The Truth

16 4 0
                                    


Situasi ini benar-benar di luar kendaliku, Nite menipuku dengan mengirim foto seseorang dengan tampang cubby gendut yang benar-benar tidak mirip dengan laki-laki ini. Skor 1 : 1 ya? Kami saling menipu satu sama lain. Yang terpenting aku harus pergi membawa Luna dari hadapan laki-laki berambut hitam ombre biru tua itu. Dan ketika ku melihat taksi yang melaju ke arah kami,

"Maaf, apapun masalah kalian, kami berdua sudah telat. Ka-kami harus pergi sekarang, taksi!!"

Aku menarik tangan Luna, dan membawanya masuk ke dalam taksi. Sekilas melihat Nite yang juga bingung, terpaku dengan tatapan kosongnya.

"Vio, sebenarnya ada apa? Siapa dia? Aku tak yakin pernah melihatnya, lagipula dia memanggilmu kan? Kenapa dia malah menarik coatku?" Tanya Luna sedari menoleh ke belakang, memperhatikan lelaki yang tadi terus menatapnya.

Aku terdiam, aku benar-benar bingung. Apa yang harus aku lakukan? Luna pasti marah apabila aku ceritakan semuanya. Pasti. Dan dia akan menceritakan semuanya pada teman-teman, dan teman satu sekolah mengecapku sebagai seekor ayam--pengecut kelas atas.

"Vio! Apapun masalahmu kau sudah membawaku ke dalamnya, kau harus cerita apa yang sebenarnya terjadi!" Suara Luna agak bervolume naik, sangat jelas dia marah karena kejadian tadi. Wajahnya sedikit mengerut, aku takut.

"Ba-baik, baik. Akan aku ceritakan, ma-maaf, maaf." Jawabku tanpa melihat ke arah Luna, malah menundukkan kepala dan menyatukan jari-jari tangan yang terasa dingin.

"Hah... maaf aku membentakmu, aku hanya bingung, maaf."

Aku hanya terdiam menundukkan kepala yang terasa lebih berat dari biasanya. Setelah kesunyian aneh dan awkward yang kami lewati selama 15 menit, kami sampai di perempatan dekat minimarket tempatku bekerja. Luna langsung membayar taksi itu karna dia sangat tahu kalau aku bahkan sama sekali tak punya uang.

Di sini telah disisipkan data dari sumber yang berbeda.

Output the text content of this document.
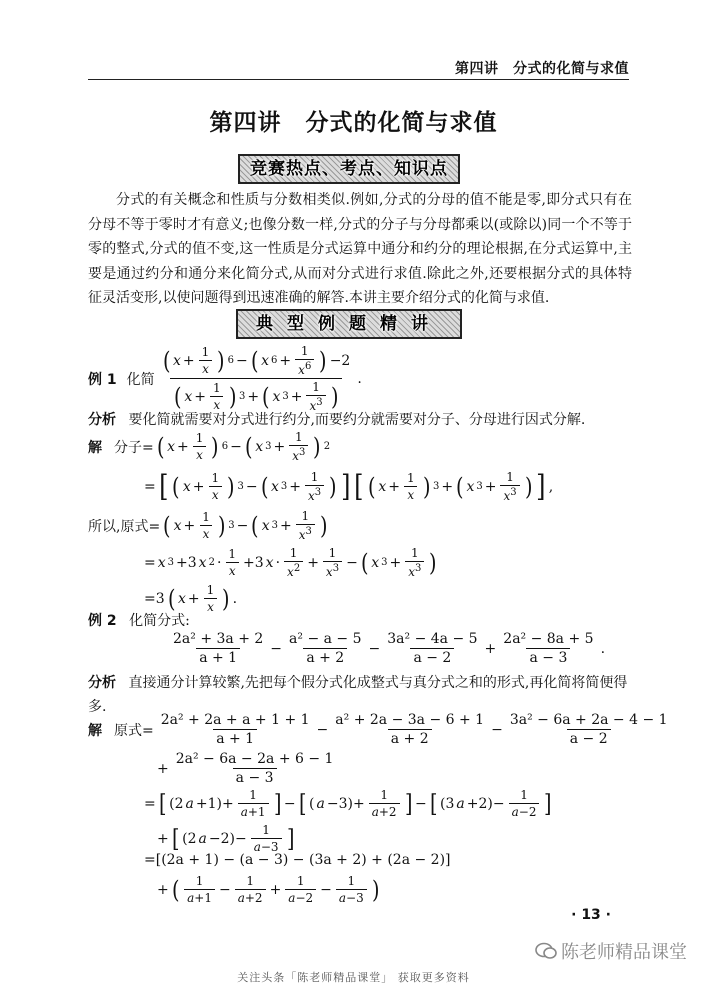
第四讲　分式的化简与求值
第四讲　分式的化简与求值
竞赛热点、考点、知识点

分式的有关概念和性质与分数相类似.例如,分式的分母的值不能是零,即分式只有在分母不等于零时才有意义;也像分数一样,分式的分子与分母都乘以(或除以)同一个不等于零的整式,分式的值不变,这一性质是分式运算中通分和约分的理论根据,在分式运算中,主要是通过约分和通分来化简分式,从而对分式进行求值.除此之外,还要根据分式的具体特征灵活变形,以使问题得到迅速准确的解答.本讲主要介绍分式的化简与求值.

典型例题精讲
例 1 化简 $\frac{( x + \frac{1}{x} ) 6 - ( x 6 + \frac{1}{x^6} ) -2}{( x + \frac{1}{x} ) 3 + ( x 3 + \frac{1}{x^3} )}$ .
分析 要化简就需要对分式进行约分,而要约分就需要对分子、分母进行因式分解.
解 分子= ( $x + \frac{1}{x}$ ) 6 − ( x $3 + \frac{1}{x^3}$ ) 2
= [ ( $x + \frac{1}{x}$ ) 3 − ( x $3 + \frac{1}{x^3}$ ) ] [ ( $x + \frac{1}{x}$ ) 3 + ( x $3 + \frac{1}{x^3}$ ) ] ,
所以,原式= ( $x + \frac{1}{x}$ ) 3 − ( x $3 + \frac{1}{x^3}$ )
= x 3 +3 x $2 \cdot \frac{1}{x} +3$ $x \cdot \frac{1}{x^2} + \frac{1}{x^3}$ − ( x $3 + \frac{1}{x^3}$ )
=3 ( $x + \frac{1}{x}$ ) .
例 2 化简分式:
$\frac{\text{2a² + 3a + 2}}{a + 1} - \frac{\text{a² − a − 5}}{a + 2} - \frac{\text{3a² − 4a − 5}}{a - 2} + \frac{\text{2a² − 8a + 5}}{a - 3}$ .
分析 直接通分计算较繁,先把每个假分式化成整式与真分式之和的形式,再化简将简便得多.
解 原式= $\frac{\text{2a² + 2a + a + 1 + 1}}{a + 1} - \frac{\text{a² + 2a − 3a − 6 + 1}}{a + 2} - \frac{\text{3a² − 6a + 2a − 4 − 1}}{a - 2}$
+ $\frac{\text{2a² − 6a − 2a + 6 − 1}}{a - 3}$
= [ (2 $a +1)+ \frac{1}{a+1}$ ] − [ ( $a -3)+ \frac{1}{a+2}$ ] − [ (3 $a +2)- \frac{1}{a-2}$ ]
+ [ (2 $a -2)- \frac{1}{a-3}$ ]
=[(2a + 1) − (a − 3) − (3a + 2) + (2a − 2)]
+ ( $\frac{1}{a+1} - \frac{1}{a+2} + \frac{1}{a-2} - \frac{1}{a-3}$ )
· 13 ·
陈老师精品课堂
关注头条「陈老师精品课堂」 获取更多资料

Aku benar-benar merasa tidak enak padanya. Kenapa ada orang sebaik itu? Kenapa aku pernah membenci orang sebaik dia?

"Le-lebih baik kita bicarakan di taman bermain sebelah sa-sana." Ucapku sambil menunjukkan jalan pada perempuan yang terus larut dalam diamnya.

Angin musim gugur ini benar-benar menggangguku, datang di saat yang tidak tepat, membuat badanku bertambah beku setelah keringat dingin hebat yang tadi (dan masih) menyerangku. Hanya berselang 5 menit, kami sudah sampai di taman bermain yang sunyi ini, hanya bunyi derit ayunan yang bergoyang karena diterpa angin. Aku berbalik memberanikan diri menghadapi perempuan itu.

"Jangan tegang begitu Vi," Luna tersenyum manis ke arahku dan membawa tanganku ke ayunan sebelah kiri prosotan. Dia menyuruhku duduk, lalu dia jongkok di hadapanku. Aku benar-benar tak bisa melihat wajahnya.

"Yupss, sekarang cerita!!"

Aku menarik napas sedalam mungkin, berusaha menenangkan otot-otot wajah dan syaraf otakku yang terasa sangat kaku.

"Sebelumnya, plis!! Jangan marah ke aku ya :( aku tahu aku bodoh banget :((( dan plis, jangan ngomong masalah ini ke temen-temen sekolah..."

"Iya, iya... engga-engga, kita udah temenan berapa tahun sih? :("

"Hm, maaf... jadi, lelaki tadi yang menahan coatmu bernama Nite, dia temanku di dunia maya, ke-kemarin dia meminta fotoku, tapi aku mengirimkan fo-fotomu, ma-maaf."

"Kenapa? Dia temanmu kan? Kau harus jujur kalau mau mencipta--"

"--KARENA AKU SUKA DIA!!"

Refleks aku berteriak di hadapan Luna, benar-benar refleks, aku bahkan tak tahu aku bisa berteriak sekencang itu. Aku langsung kembali menunduk dan terdiam.